Un giorno giunse alla città un giovane ricco, che non era Pericle. Si avvicinò al mendicante e, vedendo che nella ciotola non c'erano che poche monete di rame disse, in modo che tutti potessero sentirlo: "Ecco una moneta d'argento, vecchio! Se tutti fossero generosi come lo sono io, tu saresti ricco!"

Il vecchio alzò lo sguardo e disse: "Non mendico per diventare ricco. Ma se così fosse non basterebbe la generosità di cui, a sproposito, ti vanti." Il giovane, che non era intelligentissimo, si offese e disse: "Come! Invece d'essermi grato tu m'offendi! Dovrei riprendermi la mia moneta, ma invece, ecco, te ne do un'altra. E potrei continuare fino a farti ricco, se solo lo volessi." "E invece non potresti." disse il vecchio "Questa moneta che mi hai dato ora non ha fatto di me un ricco più di quanto non avesse fatto l'altra, che mi hai dato prima. Quindi come potresti, continuando così, darmi una moneta che mi faccia ricco?"

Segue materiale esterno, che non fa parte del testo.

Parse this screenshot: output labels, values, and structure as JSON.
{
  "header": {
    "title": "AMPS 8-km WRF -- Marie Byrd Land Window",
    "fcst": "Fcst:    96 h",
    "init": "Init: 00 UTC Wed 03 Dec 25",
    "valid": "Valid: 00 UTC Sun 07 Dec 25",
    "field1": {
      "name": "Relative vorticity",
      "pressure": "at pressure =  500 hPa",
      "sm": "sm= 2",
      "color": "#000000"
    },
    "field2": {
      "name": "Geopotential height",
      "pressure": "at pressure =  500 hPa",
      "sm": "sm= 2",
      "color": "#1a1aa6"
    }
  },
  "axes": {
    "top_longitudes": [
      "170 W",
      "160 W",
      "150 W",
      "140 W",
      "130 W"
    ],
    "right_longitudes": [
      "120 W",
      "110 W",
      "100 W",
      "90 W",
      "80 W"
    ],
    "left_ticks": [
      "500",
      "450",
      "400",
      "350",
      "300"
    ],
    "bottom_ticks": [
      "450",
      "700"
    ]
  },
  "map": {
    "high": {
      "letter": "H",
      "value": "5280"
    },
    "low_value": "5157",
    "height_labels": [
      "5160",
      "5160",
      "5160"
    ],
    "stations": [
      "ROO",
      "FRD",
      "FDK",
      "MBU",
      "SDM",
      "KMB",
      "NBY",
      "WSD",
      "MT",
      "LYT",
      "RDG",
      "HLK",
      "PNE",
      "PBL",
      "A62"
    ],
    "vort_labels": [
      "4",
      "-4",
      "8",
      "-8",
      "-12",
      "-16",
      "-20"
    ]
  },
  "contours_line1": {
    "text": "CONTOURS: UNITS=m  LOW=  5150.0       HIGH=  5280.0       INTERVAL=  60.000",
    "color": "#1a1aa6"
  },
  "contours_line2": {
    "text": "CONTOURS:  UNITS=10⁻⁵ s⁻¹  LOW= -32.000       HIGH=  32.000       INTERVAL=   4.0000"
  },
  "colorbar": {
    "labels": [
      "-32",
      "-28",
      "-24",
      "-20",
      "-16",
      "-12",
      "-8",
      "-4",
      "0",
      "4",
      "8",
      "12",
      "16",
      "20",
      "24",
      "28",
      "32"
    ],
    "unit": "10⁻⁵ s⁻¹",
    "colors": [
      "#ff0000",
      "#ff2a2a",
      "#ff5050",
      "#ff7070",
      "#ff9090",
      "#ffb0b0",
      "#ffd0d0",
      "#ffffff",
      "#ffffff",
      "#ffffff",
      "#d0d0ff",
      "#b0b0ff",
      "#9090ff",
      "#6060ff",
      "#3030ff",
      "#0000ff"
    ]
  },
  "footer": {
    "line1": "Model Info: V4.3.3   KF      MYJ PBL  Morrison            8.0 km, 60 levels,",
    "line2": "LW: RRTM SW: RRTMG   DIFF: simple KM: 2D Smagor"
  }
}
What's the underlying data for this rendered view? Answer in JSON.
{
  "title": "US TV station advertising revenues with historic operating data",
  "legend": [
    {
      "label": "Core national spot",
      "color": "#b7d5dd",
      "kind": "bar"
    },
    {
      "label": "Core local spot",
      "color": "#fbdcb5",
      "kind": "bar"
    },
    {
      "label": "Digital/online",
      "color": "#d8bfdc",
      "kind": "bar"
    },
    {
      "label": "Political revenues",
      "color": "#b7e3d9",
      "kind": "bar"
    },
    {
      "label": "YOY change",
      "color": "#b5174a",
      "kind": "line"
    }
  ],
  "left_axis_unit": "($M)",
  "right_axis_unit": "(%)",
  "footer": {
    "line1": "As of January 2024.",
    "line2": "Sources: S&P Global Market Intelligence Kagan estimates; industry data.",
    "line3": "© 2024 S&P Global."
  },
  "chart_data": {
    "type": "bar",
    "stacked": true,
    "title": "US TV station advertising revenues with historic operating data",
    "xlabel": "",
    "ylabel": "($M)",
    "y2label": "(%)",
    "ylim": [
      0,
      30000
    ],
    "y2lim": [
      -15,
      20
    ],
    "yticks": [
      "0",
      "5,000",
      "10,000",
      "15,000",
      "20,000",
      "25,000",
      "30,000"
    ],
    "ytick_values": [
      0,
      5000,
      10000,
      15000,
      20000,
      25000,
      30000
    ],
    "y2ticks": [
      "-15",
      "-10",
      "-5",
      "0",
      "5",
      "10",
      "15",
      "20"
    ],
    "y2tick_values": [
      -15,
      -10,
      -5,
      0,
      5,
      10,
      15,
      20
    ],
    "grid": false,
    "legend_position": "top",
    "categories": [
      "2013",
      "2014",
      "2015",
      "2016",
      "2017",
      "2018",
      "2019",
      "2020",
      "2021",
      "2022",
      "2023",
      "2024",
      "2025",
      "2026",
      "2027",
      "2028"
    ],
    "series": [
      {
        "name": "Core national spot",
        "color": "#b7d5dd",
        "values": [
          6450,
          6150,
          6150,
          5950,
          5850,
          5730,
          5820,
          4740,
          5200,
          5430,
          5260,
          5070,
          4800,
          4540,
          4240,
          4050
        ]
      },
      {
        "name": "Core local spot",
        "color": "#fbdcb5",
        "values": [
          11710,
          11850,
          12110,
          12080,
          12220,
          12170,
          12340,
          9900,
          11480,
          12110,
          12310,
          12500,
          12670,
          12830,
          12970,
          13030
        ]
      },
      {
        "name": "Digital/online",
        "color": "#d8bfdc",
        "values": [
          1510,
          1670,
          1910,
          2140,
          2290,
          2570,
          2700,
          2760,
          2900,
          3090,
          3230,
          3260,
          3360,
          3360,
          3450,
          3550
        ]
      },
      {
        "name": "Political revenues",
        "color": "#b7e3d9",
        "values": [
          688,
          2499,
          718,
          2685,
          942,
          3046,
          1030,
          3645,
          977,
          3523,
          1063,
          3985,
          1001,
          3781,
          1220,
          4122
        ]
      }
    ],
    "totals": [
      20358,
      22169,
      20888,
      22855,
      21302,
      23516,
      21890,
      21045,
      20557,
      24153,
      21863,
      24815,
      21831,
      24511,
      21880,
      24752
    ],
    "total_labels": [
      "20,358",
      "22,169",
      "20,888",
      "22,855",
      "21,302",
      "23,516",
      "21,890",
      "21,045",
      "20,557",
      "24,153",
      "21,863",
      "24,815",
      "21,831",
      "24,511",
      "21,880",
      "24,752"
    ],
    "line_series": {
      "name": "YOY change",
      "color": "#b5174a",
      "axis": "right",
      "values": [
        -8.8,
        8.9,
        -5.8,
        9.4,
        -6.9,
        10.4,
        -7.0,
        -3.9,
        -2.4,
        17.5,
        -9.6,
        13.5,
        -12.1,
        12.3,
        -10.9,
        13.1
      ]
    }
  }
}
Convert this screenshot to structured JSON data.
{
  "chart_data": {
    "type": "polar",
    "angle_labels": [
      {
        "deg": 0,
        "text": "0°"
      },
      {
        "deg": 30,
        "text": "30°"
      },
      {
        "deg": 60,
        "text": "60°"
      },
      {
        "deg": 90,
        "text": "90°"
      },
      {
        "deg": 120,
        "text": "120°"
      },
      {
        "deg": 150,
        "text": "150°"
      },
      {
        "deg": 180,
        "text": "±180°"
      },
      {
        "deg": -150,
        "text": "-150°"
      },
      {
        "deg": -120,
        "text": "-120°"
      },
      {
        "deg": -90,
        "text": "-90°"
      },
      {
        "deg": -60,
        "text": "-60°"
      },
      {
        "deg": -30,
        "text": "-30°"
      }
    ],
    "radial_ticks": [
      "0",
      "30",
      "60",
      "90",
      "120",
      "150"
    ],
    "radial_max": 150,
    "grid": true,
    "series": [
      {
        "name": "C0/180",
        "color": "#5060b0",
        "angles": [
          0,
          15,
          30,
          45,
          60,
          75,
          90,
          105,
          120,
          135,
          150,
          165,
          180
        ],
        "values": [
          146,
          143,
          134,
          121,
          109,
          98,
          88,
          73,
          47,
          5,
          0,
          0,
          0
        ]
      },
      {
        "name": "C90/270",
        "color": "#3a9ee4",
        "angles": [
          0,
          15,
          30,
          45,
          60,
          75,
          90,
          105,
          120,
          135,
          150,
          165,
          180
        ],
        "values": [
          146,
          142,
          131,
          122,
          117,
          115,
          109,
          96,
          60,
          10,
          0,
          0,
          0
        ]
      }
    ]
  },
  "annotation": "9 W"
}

Proprio in quel momento si trovò a passare di là un saggio cinese, che non era Lao-Tze. Capì tutto e non disse niente.


L'ultima vittoria.

L'uomo era alto, e il pennacchio sul cappello di feltro a tesa larga accentuava l'imponenza della sua figura robusta. I capelli lunghi fino alla spalla e i baffi folti ed elegantemente arricciati in punta unitamente agli occhi neri e profondissimi ne avevano fatto l'idolo delle dame della Corte. Scriveva versi galanti, componeva musica e tirava di scherma con pari abilità e naturalezza; non c'era in tutto il Regno di Francia chi ardisse sfidarlo ed egli lo sapeva bene.

Eppure, in fondo, aspettava con ansia l'avvento di un rivale, per consolidare la sua fama di invincibilità. Per essere pronto si allenava ogni giorno con la spada e studiava ogni giorno i classici della poesia e della musica, sempre pensando all'avversario che un giorno gli si sarebbe presentato e che egli, lo sentiva, avrebbe sconfitto. I mesi passavano, e così gli anni. Gli esercizi con la spada occupavano sempre le ore del mattino, la musica il pomeriggio e la poesia la notte. Ma il rivale non veniva.

Decise di cercarlo: avrebbe viaggiato per tutta l'Europa, e poi l'Asia, l'Africa e forse il Nuovo Mondo, al di là dell'Oceano!

Così fece, ma la sua fama lo precedeva e nessuno lo sfidava. Viaggiò per anni e tornò in Francia senza aver ottenuto ciò che oramai costituiva l'unico scopo della sua vita. Si ritirò in una villa di campagna dove continuò a prepararsi all'ultimo duello che doveva rendere immortale la sua fama. Visse così per molti anni ed era un vecchio dalle spalle curve con radi capelli bianchi e lo sguardo fisso ed ostinato quando smise di scendere in cortile ogni giorno con la spada, perché le gambe erano troppo deboli. Poi gli si fiaccarono le braccia, e non potè più suonare. Infine la vista si indebolì fino a lasciarlo cieco e non potè più leggere o scrivere.

A quel punto si disse: "Non resta che la Morte!" e pensò che quello era l'avversario cercato inutilmente per tanti anni e che non c'era modo di sconfiggerlo. "Però sarò io stesso a scegliere il modo e l'ora e questa sarà la mia vittoria."

Lo ritrovarono il mattino dopo, ancora vivo, sul mucchio dello strame dove era caduto gettandosi nel vuoto, da una finestra della torre. Visse per tre giorni senza più voler parlare, poi morì e fu sepolto. Sulla lapide un elogio delle sue virtù marziali e del successo nelle arti, scritto da lui stesso. Non c'era una parola sull'ultimo duello, combattuto per tre notti e tre giorni contro la superbia e la vanità e il cieco orgoglio e l'ambizione malata che l'avevano dominato per tutta la vita. Non c'era una parola perché l'ultima vittoria era proprio quella: di non aver più bisogno che lo sapesse il mondo.